Now, true, you weren’t in the room with Jesus that day but He still tells you to go too.  How do you know where to go?  Well, as always, we consult Scripture for our answer.  We find it in Romans 12.  In light of these things – that is, our salvation through faith in Christ – we present our whole life as a living sacrifice to God.  We know that everything we have is from the Lord.  We’re called, therefore, to renew our minds, to test everything according to Biblical principles.  This means that we aren’t to think according to the flesh, with the myth of neutrality, the lie that we’re the final reference point.  We live and move through life with this question always on our lips: and what does the Scripture say?  

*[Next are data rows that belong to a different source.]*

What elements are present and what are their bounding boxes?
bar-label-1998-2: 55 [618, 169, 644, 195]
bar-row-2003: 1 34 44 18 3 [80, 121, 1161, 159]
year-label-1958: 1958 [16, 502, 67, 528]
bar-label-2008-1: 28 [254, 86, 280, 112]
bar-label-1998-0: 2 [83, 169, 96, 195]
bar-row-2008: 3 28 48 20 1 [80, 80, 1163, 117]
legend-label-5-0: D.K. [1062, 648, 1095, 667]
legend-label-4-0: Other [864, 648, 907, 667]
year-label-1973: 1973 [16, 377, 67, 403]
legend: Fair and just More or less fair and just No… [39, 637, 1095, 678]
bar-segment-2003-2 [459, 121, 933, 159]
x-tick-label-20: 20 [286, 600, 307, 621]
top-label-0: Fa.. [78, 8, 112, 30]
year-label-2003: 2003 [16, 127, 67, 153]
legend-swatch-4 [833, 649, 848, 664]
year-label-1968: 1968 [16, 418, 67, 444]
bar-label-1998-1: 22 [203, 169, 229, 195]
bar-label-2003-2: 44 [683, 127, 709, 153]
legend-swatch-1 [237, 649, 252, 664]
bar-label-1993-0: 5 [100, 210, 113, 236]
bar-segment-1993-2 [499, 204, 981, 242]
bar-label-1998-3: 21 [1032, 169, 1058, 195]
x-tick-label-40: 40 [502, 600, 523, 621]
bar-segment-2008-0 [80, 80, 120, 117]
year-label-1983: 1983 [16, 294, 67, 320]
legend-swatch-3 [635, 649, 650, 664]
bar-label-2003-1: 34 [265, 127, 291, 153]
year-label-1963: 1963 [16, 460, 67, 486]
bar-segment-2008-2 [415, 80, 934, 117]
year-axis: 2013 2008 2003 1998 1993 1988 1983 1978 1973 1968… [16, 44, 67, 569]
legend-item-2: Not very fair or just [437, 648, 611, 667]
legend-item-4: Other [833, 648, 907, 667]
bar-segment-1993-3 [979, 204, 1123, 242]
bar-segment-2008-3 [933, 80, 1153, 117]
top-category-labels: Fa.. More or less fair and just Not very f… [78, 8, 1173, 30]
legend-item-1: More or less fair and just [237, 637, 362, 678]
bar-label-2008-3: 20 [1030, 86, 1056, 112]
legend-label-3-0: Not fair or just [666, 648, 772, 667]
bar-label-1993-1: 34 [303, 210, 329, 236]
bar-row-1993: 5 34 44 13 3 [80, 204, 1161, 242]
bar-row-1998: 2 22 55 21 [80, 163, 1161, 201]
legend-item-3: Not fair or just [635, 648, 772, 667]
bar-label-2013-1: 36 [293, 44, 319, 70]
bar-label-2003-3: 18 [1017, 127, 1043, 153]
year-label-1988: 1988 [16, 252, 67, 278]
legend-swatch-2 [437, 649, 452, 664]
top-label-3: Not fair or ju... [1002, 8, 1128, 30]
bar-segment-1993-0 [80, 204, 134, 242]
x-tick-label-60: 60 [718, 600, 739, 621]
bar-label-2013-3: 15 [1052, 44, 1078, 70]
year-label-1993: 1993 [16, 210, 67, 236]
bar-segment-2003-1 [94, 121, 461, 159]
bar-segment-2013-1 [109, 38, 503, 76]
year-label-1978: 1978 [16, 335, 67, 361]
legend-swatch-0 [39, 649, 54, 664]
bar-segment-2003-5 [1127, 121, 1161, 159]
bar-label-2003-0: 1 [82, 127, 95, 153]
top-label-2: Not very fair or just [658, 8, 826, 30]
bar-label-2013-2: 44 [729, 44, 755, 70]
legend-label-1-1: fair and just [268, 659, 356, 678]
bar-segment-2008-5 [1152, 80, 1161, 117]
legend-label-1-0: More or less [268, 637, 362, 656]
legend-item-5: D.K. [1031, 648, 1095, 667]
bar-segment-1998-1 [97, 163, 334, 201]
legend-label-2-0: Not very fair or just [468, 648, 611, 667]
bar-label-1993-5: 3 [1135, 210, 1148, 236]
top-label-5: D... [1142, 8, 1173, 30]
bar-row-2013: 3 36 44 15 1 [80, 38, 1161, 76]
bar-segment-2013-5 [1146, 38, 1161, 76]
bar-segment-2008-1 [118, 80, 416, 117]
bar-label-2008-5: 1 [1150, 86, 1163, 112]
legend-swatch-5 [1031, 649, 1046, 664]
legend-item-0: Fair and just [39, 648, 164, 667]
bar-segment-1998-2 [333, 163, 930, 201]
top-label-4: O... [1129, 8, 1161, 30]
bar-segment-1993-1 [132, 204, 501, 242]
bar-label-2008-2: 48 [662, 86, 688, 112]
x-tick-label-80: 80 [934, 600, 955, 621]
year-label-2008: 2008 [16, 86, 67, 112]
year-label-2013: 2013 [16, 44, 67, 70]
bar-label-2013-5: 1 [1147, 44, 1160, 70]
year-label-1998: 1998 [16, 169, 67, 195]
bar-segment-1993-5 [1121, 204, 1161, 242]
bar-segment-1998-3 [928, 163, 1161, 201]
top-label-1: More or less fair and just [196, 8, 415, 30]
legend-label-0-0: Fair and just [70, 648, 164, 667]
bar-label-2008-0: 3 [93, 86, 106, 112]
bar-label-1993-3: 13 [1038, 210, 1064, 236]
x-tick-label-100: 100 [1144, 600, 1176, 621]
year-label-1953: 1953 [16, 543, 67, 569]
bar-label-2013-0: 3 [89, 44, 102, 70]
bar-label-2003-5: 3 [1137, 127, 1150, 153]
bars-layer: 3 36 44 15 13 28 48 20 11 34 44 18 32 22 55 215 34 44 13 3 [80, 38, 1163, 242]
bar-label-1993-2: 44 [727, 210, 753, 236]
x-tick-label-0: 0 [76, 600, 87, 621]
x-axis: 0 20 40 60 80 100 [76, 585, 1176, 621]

Next, we aren’t to think of ourselves either more highly than we ought to think nor lose esteem for ourselves since for us Christ died and rose again.  Soberly, in light of Biblical principles, we assess ourselves, our talents and opportunity.  If directly in the church, then do that to the Lord,  If at a shop, a store, a factory, or anywhere else, then do those things to the Lord as well since He is sovereign.  If you’re a student, study and learn for the Lord.  If you’re a mother, raise your children in the Lord.  Do all with excellence and commitment because we do nothing in vain and the smallest action, no matter what the world thinks of it, if aimed at serving the Lord, will gain His approval.  

In all of it, wherever you go, whatever your hand finds to do, you are an ambassador of Christ to a lost world.  That is your privilege, Christian!  Right now is the training for the life we will live with God in eternity.  Right now the harvest field stretches out before you, vast and wide and clear.  So, go.  Go into your field in the name of the Lord, doing your work with all your skill and might, knowing the Word, and praising God always and you will shine greatly in a world dimmed by sin’s folly.  You will be wise where others are lost and perturbed.  You will be like a rock, steady and unmoved in a rapid tide that’s sweeping others away.  And this not of your own power, but of the Lord, and others will reach out to you with queries and sighs.  Love them as Christ loved you; tell them of the Savior.

You are a Christian soldier.  Go.  You have the greatest commission ever given to any private, any corporal, or sergeant.  So, go.